Голоса мёртвых императриц звучали всё тише, эхом играя в недрах лабиринта. И только один голос, Ллары, — горький, как настойка полыни — продолжал назойливо капать мне на мозги.
— Не нужна ему такая жена. И империи проклятая не нужна. Лучше от неё избавиться. Тёмная у неё душа. Тёмная. Гнилая…
Испытывая смешанные чувства — облегчение от того, что проверка на «профпригодность» наконец закончилась, и грусть напополам с… радостью (нет, я точно чокнутая) от того, что ещё один этап отбора успешно пройден, я поспешила к выходу из этого каменного мешка.
Значит, быть мне и дальше гостьей в Ледяном Логе. Или Ллара всё-таки сумеет переубедить мать наследника, и меня отправят в путь-дорогу? Всё, запрещаю себе об этом думать! Лучше дождусь, когда на руке проявится символ.
А сейчас бегом к выходу! Не терпится вырваться из этого туманного капкана и подняться в небо. Я даже тряске рада буду. Лишь бы как можно скорее покинуть Лабиринт смерти и окружающие его такие же мёртвые земли.
Стянув перчатку, улыбнулась, рассматривая мерцавшее на безыменном пальце колечко. Оно приятно согревало кожу, подсказывая, куда следует поворачивать. Я не знала наверняка, но чувствовала, что движусь в правильном направлении. Не останавливалась на развилках, не замедляла шага перед очередным изломом стены.
И не переставала улыбаться, твердя себе мысленно, что вот-вот увижу раскрытые настежь ворота. И магов, и эссель Тьюлин, и Его Отмороженность с Его Липучеством.
— Мяу…
Запнулась, прислушиваясь. Нет, должно быть померещилось. Откуда здесь взяться животному, тем более котёнку, к которым питала особую слабость.
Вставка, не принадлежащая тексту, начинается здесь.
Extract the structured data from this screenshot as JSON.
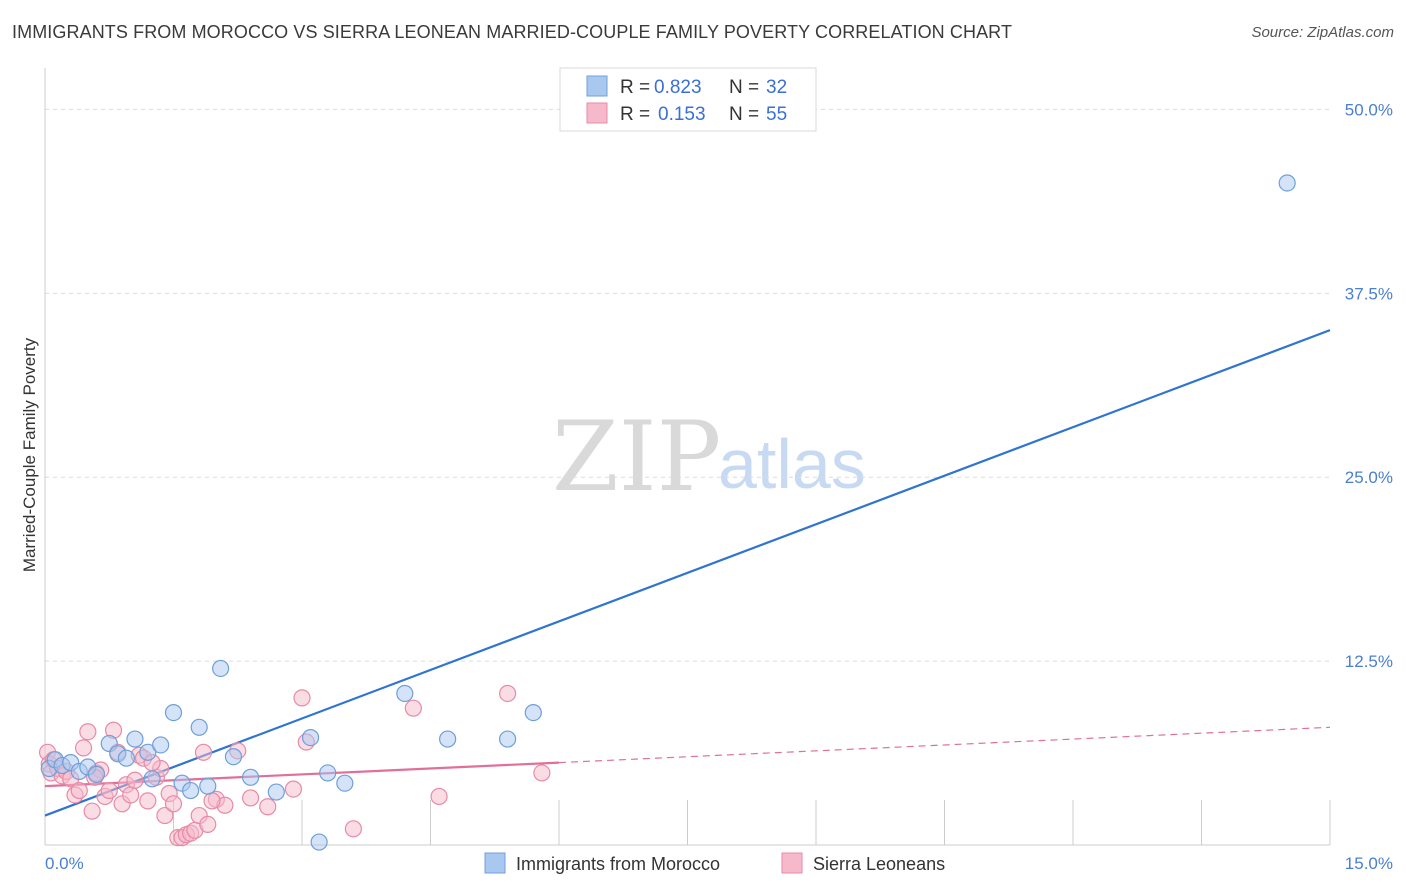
{
  "title": "IMMIGRANTS FROM MOROCCO VS SIERRA LEONEAN MARRIED-COUPLE FAMILY POVERTY CORRELATION CHART",
  "source": "Source: ZipAtlas.com",
  "watermark": {
    "part1": "ZIP",
    "part2": "atlas"
  },
  "colors": {
    "blue_fill": "#a9c8f0",
    "blue_stroke": "#6f9fd8",
    "blue_line": "#2f74d0",
    "pink_fill": "#f6b9cb",
    "pink_stroke": "#e88aa6",
    "pink_line": "#e0709a",
    "grid": "#dcdcdc",
    "tick_text": "#4a7fcf"
  },
  "legend": {
    "rows": [
      {
        "r_label": "R =",
        "r_value": "0.823",
        "n_label": "N =",
        "n_value": "32",
        "series": "blue"
      },
      {
        "r_label": "R =",
        "r_value": "0.153",
        "n_label": "N =",
        "n_value": "55",
        "series": "pink"
      }
    ]
  },
  "chart_data": {
    "type": "scatter",
    "title": "IMMIGRANTS FROM MOROCCO VS SIERRA LEONEAN MARRIED-COUPLE FAMILY POVERTY CORRELATION CHART",
    "xlabel": "",
    "ylabel": "Married-Couple Family Poverty",
    "xlim": [
      0,
      15
    ],
    "ylim": [
      0,
      52
    ],
    "x_tick_labels": [
      "0.0%",
      "15.0%"
    ],
    "y_ticks": [
      12.5,
      25.0,
      37.5,
      50.0
    ],
    "y_tick_labels": [
      "12.5%",
      "25.0%",
      "37.5%",
      "50.0%"
    ],
    "legend_position": "top-center",
    "series": [
      {
        "name": "Immigrants from Morocco",
        "color": "blue",
        "points": [
          [
            0.05,
            5.2
          ],
          [
            0.12,
            5.8
          ],
          [
            0.2,
            5.4
          ],
          [
            0.3,
            5.6
          ],
          [
            0.4,
            5.0
          ],
          [
            0.5,
            5.3
          ],
          [
            0.6,
            4.8
          ],
          [
            0.75,
            6.9
          ],
          [
            0.85,
            6.2
          ],
          [
            0.95,
            5.9
          ],
          [
            1.05,
            7.2
          ],
          [
            1.2,
            6.3
          ],
          [
            1.35,
            6.8
          ],
          [
            1.5,
            9.0
          ],
          [
            1.6,
            4.2
          ],
          [
            1.7,
            3.7
          ],
          [
            1.8,
            8.0
          ],
          [
            1.9,
            4.0
          ],
          [
            2.05,
            12.0
          ],
          [
            2.2,
            6.0
          ],
          [
            2.4,
            4.6
          ],
          [
            2.7,
            3.6
          ],
          [
            3.1,
            7.3
          ],
          [
            3.3,
            4.9
          ],
          [
            3.5,
            4.2
          ],
          [
            4.2,
            10.3
          ],
          [
            4.7,
            7.2
          ],
          [
            5.4,
            7.2
          ],
          [
            5.7,
            9.0
          ],
          [
            3.2,
            0.2
          ],
          [
            1.25,
            4.5
          ],
          [
            14.5,
            45.0
          ]
        ]
      },
      {
        "name": "Sierra Leoneans",
        "color": "pink",
        "points": [
          [
            0.03,
            6.3
          ],
          [
            0.05,
            5.5
          ],
          [
            0.07,
            4.9
          ],
          [
            0.1,
            5.8
          ],
          [
            0.15,
            5.2
          ],
          [
            0.2,
            4.7
          ],
          [
            0.25,
            5.0
          ],
          [
            0.3,
            4.5
          ],
          [
            0.35,
            3.4
          ],
          [
            0.4,
            3.7
          ],
          [
            0.45,
            6.6
          ],
          [
            0.5,
            7.7
          ],
          [
            0.55,
            2.3
          ],
          [
            0.6,
            4.9
          ],
          [
            0.65,
            5.1
          ],
          [
            0.7,
            3.3
          ],
          [
            0.75,
            3.7
          ],
          [
            0.8,
            7.8
          ],
          [
            0.85,
            6.3
          ],
          [
            0.9,
            2.8
          ],
          [
            0.95,
            4.1
          ],
          [
            1.0,
            3.4
          ],
          [
            1.05,
            4.4
          ],
          [
            1.1,
            6.1
          ],
          [
            1.15,
            5.9
          ],
          [
            1.2,
            3.0
          ],
          [
            1.3,
            4.6
          ],
          [
            1.35,
            5.2
          ],
          [
            1.4,
            2.0
          ],
          [
            1.45,
            3.5
          ],
          [
            1.5,
            2.8
          ],
          [
            1.55,
            0.5
          ],
          [
            1.6,
            0.5
          ],
          [
            1.65,
            0.7
          ],
          [
            1.7,
            0.8
          ],
          [
            1.75,
            1.0
          ],
          [
            1.8,
            2.0
          ],
          [
            1.85,
            6.3
          ],
          [
            1.9,
            1.4
          ],
          [
            2.0,
            3.1
          ],
          [
            2.1,
            2.7
          ],
          [
            2.25,
            6.4
          ],
          [
            2.4,
            3.2
          ],
          [
            2.6,
            2.6
          ],
          [
            2.9,
            3.8
          ],
          [
            3.0,
            10.0
          ],
          [
            3.05,
            7.0
          ],
          [
            3.6,
            1.1
          ],
          [
            4.3,
            9.3
          ],
          [
            4.6,
            3.3
          ],
          [
            5.4,
            10.3
          ],
          [
            5.8,
            4.9
          ],
          [
            1.95,
            3.0
          ],
          [
            0.58,
            4.6
          ],
          [
            1.25,
            5.6
          ]
        ]
      }
    ],
    "trend_lines": [
      {
        "series": "Immigrants from Morocco",
        "x": [
          0,
          15
        ],
        "y": [
          2.0,
          35.0
        ],
        "style": "solid"
      },
      {
        "series": "Sierra Leoneans",
        "x": [
          0,
          6
        ],
        "y": [
          4.0,
          5.6
        ],
        "style": "solid"
      },
      {
        "series": "Sierra Leoneans",
        "x": [
          6,
          15
        ],
        "y": [
          5.6,
          8.0
        ],
        "style": "dashed"
      }
    ]
  }
}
— Мяу, мя-я-яу-у-у… — прозвучало жалобно, тоскливо, заставив сердце в груди съёжиться, будто абрикос, высушенный до состояния кураги.
— Я точно брежу.
Наверное, не следовало останавливаться и сворачивать в тёмный рукав прохода, противоположный тому, к которому влекло меня магией колечка. Но я не могла остаться равнодушной и бросить на произвол судьбы маленького котёнка.
«А вдруг ловушка?» — будто птица в клетке, билась в сознании здравая мысль. И тут же, её заглушая, всё ближе раздавалось жалобное мяуканье наверняка изголодавшегося, замерзающего зверька.
Эссель Тьюлин утверждала, что маги облазили лабиринт вдоль и поперёк. Что нам здесь нечего бояться. И тем не менее я стянула с пальца колечко, готовая в случае опасности сжать украшение в кулаке.
— Мяу, — будто ножом по сердцу.
Я шла, едва не срываясь на бег, до рези в глазах всматриваясь в клубы тумана, путающиеся под ногами. Не знаю, как не пропустила, не прошла мимо жавшегося у стены крошечного, жалобно пищащего комочка.
— Бедненький ты мой. — Присела, чтобы подобрать зеленоглазую сиротку. — И как только здесь очутился? Иди ко мне, будем греться.
Котёнок выгнулся дугой, шерсть вздыбилась, и с неё на обледенелую землю, ярко сверкая, посыпались… самые настоящие снежинки. Я хотела его успокоить, погладить по снежной (в прямом смысле этого слова) холке, но животное, испугавшись, больно цапнуло меня за ладонь. На коже гранатовыми бусинами выступили капли крови.
— Я не обижу тебя. Я…
Не сумела закончить фразу. Язык вдруг перестал слушаться, стал ватным. Накатила усталость. Как будто лет сто не спала. Прижалась лбом к стене. В глазах темнело. Исчез и котёнок, и бугристая кладка. И холод, исходивший от векового камня, вдруг перестал ощущаться. Не знаю, сжала или только попыталась сомкнуть вокруг колечка ослабшие пальцы.
Веки налились свинцовой тяжестью. Последнее, что успело выхватить из сгущавшейся вокруг тьмы сознание, — это шум мощных, гигантских крыльев, обдавших меня ледяными потоками ветра. Земля дрогнула, закачались стены. С усилием повернула голову, чтобы успеть утонуть в серебре драконьих глаз, поймать в вытянутых в нитку зрачках собственное отражение и отчаянно пожелать, чтобы это было моё чудовище.
А не какой-нибудь разбуженный и не учтённый магами житель лабиринта.